We can also use the confint() function in R to compute confidence intervals for regression coefficients.

confint(gift_reg,   #name of regression results
        level = 0.9)  #confidence level as a proportion
#>                   5 %    95 %
#> (Intercept)   22.1533 26.4854
#> family_income -0.0612 -0.0249

In either case, we are 90% confident that gift aid will be $24.90 to $61.20 less per $1000 increase in family income.

23.2 catstats function summary

In the previous section, you were introduced to two new R functions in the catstats library. Here we provide a summary of these functions. You can also access the help files for these functions using the ? command. For example, type ?regression_test into your R console to bring up the help file for the regression_test function.

  1. regression_test: Simulation-based hypothesis test for a regression slope or correlation between two quantitative variables.

    • formula = y ~ x where y is the name of the quantitative response variable in the data set and x is the name of the quantitative explanatory variable
    • data = data frame, with columns of each variable
    • summary_measure = one of "slope" or "correlation" (quotations are important here!)
    • direction = one of "greater", "less", or "two-sided" (quotations are important here!) to match the sign in \(H_A\)
    • as_extreme_as = value of observed slope or correlation
    • number_repetitions = number of simulated samples to generate (should be at least 1000!)
  2. regression_bootstrap_CI: Bootstrap confidence interval for a regression slope or correlation.
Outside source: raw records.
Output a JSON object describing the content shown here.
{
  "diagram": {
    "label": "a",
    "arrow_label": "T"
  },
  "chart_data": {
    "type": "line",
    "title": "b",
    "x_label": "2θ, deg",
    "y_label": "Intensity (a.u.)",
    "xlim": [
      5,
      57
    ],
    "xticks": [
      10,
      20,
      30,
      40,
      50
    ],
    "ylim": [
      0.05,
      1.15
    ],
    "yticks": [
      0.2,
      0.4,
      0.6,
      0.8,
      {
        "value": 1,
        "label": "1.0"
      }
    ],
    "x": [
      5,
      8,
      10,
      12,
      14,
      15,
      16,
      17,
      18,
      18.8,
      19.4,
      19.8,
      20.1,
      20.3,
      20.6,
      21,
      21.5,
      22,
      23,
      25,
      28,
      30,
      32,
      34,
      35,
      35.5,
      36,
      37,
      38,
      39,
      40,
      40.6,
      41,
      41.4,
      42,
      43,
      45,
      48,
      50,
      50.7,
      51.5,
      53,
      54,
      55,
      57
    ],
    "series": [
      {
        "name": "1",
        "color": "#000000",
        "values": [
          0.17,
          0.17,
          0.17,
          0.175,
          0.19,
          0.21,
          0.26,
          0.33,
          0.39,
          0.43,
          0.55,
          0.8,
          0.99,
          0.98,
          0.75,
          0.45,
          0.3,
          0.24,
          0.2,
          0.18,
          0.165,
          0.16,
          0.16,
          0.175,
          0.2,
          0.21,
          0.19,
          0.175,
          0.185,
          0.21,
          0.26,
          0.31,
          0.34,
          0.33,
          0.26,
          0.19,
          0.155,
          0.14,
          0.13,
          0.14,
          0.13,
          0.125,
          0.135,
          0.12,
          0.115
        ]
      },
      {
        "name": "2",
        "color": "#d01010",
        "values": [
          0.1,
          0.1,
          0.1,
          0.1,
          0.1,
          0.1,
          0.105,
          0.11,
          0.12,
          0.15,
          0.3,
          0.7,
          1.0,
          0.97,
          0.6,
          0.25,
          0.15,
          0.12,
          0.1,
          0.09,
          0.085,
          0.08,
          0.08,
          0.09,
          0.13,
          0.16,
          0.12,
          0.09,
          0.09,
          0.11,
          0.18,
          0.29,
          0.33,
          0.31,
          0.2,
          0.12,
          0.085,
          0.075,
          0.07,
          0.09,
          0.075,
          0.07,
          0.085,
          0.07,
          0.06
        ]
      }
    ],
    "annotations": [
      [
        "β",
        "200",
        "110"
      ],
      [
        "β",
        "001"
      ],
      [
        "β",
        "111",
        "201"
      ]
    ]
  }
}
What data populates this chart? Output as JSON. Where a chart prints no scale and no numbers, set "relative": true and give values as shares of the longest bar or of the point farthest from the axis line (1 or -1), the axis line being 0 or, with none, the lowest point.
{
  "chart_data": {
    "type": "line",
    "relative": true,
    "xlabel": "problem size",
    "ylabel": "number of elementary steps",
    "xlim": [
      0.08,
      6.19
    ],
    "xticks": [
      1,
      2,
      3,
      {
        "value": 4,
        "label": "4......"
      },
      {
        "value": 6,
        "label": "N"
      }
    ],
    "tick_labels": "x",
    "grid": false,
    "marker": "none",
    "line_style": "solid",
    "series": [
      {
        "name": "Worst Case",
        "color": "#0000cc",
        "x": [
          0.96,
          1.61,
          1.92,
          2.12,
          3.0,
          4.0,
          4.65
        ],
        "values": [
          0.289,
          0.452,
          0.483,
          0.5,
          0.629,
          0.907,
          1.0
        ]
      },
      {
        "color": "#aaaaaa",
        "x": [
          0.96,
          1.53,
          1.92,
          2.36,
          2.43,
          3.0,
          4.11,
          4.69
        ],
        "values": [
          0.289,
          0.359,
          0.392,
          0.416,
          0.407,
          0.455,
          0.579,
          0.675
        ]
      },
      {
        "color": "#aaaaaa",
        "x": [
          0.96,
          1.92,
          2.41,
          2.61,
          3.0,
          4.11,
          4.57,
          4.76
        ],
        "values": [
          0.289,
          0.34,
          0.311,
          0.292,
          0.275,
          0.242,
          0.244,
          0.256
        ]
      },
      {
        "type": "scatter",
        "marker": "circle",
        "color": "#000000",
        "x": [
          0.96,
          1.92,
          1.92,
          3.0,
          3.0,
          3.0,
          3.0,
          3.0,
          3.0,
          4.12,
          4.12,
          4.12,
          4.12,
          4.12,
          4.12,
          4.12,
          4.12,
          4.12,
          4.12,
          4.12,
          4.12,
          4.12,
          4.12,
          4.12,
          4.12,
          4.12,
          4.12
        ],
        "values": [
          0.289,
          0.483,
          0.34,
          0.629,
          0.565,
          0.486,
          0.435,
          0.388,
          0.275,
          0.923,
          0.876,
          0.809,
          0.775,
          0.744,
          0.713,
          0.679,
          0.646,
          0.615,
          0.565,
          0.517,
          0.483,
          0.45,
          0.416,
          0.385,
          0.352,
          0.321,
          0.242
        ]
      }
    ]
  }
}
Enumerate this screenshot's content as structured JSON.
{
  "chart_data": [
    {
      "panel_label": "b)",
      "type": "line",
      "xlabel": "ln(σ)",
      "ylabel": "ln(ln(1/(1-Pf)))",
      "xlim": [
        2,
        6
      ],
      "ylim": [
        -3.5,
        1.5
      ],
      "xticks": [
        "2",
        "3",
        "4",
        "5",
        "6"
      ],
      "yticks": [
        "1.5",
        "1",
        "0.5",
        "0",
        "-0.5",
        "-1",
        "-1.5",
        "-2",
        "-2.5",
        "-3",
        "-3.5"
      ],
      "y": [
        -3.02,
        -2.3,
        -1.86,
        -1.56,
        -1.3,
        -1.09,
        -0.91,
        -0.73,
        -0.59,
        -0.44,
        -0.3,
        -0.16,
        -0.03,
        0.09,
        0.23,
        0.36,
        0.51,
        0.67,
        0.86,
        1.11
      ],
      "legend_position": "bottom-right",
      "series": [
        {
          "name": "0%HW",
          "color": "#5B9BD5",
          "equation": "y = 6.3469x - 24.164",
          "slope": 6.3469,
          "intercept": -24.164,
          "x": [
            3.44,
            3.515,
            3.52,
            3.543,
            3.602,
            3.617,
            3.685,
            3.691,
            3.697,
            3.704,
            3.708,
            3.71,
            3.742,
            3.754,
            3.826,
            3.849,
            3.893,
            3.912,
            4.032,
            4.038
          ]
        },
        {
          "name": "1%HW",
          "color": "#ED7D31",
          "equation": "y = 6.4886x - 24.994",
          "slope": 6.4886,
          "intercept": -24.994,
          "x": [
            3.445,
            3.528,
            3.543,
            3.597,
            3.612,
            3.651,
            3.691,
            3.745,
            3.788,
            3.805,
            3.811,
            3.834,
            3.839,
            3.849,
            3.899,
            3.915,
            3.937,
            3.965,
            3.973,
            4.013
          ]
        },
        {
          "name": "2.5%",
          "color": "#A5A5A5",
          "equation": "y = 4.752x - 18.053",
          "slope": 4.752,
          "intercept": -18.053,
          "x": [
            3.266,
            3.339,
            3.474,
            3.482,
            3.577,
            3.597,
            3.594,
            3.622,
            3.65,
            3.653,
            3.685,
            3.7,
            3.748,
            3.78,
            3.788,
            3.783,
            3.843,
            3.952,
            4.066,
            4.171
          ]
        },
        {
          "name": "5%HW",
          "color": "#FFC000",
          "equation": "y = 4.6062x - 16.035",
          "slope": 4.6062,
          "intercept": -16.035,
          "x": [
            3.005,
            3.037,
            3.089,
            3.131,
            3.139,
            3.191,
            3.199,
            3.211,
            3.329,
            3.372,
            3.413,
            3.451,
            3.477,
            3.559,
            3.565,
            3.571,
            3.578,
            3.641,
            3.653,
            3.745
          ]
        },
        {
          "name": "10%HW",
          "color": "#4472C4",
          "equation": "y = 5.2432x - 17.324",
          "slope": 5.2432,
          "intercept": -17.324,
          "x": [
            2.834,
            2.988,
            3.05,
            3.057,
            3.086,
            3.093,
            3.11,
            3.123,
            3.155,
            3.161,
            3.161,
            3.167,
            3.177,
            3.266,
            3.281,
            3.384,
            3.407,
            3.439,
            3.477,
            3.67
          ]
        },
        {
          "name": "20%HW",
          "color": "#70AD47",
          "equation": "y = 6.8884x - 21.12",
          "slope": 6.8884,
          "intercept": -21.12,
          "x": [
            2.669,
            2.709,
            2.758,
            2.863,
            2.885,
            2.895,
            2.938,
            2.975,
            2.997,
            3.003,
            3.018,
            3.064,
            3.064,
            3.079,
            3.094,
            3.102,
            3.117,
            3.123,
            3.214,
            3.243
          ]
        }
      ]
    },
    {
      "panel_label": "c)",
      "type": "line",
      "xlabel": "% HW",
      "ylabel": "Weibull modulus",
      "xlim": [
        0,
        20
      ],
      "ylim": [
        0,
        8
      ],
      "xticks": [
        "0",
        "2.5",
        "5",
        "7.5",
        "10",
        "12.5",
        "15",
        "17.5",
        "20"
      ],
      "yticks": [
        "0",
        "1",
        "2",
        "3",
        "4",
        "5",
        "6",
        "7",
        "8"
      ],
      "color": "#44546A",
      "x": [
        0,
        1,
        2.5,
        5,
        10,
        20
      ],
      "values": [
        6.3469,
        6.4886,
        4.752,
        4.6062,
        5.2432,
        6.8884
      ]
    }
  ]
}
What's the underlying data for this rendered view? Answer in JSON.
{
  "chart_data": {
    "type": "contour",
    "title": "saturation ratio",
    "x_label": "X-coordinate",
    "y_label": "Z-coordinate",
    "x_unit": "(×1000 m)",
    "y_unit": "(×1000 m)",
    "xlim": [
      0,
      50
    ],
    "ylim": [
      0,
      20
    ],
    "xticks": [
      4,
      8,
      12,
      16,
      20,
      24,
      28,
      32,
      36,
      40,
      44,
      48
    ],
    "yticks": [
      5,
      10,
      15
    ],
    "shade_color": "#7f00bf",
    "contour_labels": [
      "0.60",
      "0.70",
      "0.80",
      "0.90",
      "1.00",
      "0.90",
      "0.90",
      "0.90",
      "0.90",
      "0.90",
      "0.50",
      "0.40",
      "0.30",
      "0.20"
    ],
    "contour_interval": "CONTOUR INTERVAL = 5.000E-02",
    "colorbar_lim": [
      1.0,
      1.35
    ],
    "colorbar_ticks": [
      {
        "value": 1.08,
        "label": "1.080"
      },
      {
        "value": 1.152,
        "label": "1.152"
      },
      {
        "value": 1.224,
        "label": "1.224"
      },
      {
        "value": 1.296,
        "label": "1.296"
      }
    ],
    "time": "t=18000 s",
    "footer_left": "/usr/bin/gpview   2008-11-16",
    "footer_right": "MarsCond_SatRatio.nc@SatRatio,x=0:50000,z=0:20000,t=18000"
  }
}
    • formula = y ~ x where y is the name of the quantitative response variable in the data set and x is the name of the quantitative explanatory variable
    • data = data frame, with columns of each variable
    • summary_measure = one of "slope" or "correlation" (quotations are important here!)
    • confidence_level = confidence level as a decimal (e.g., 0.90, 0.95, etc)
    • number_repetitions = number of simulated samples to generate (should be at least 1000!)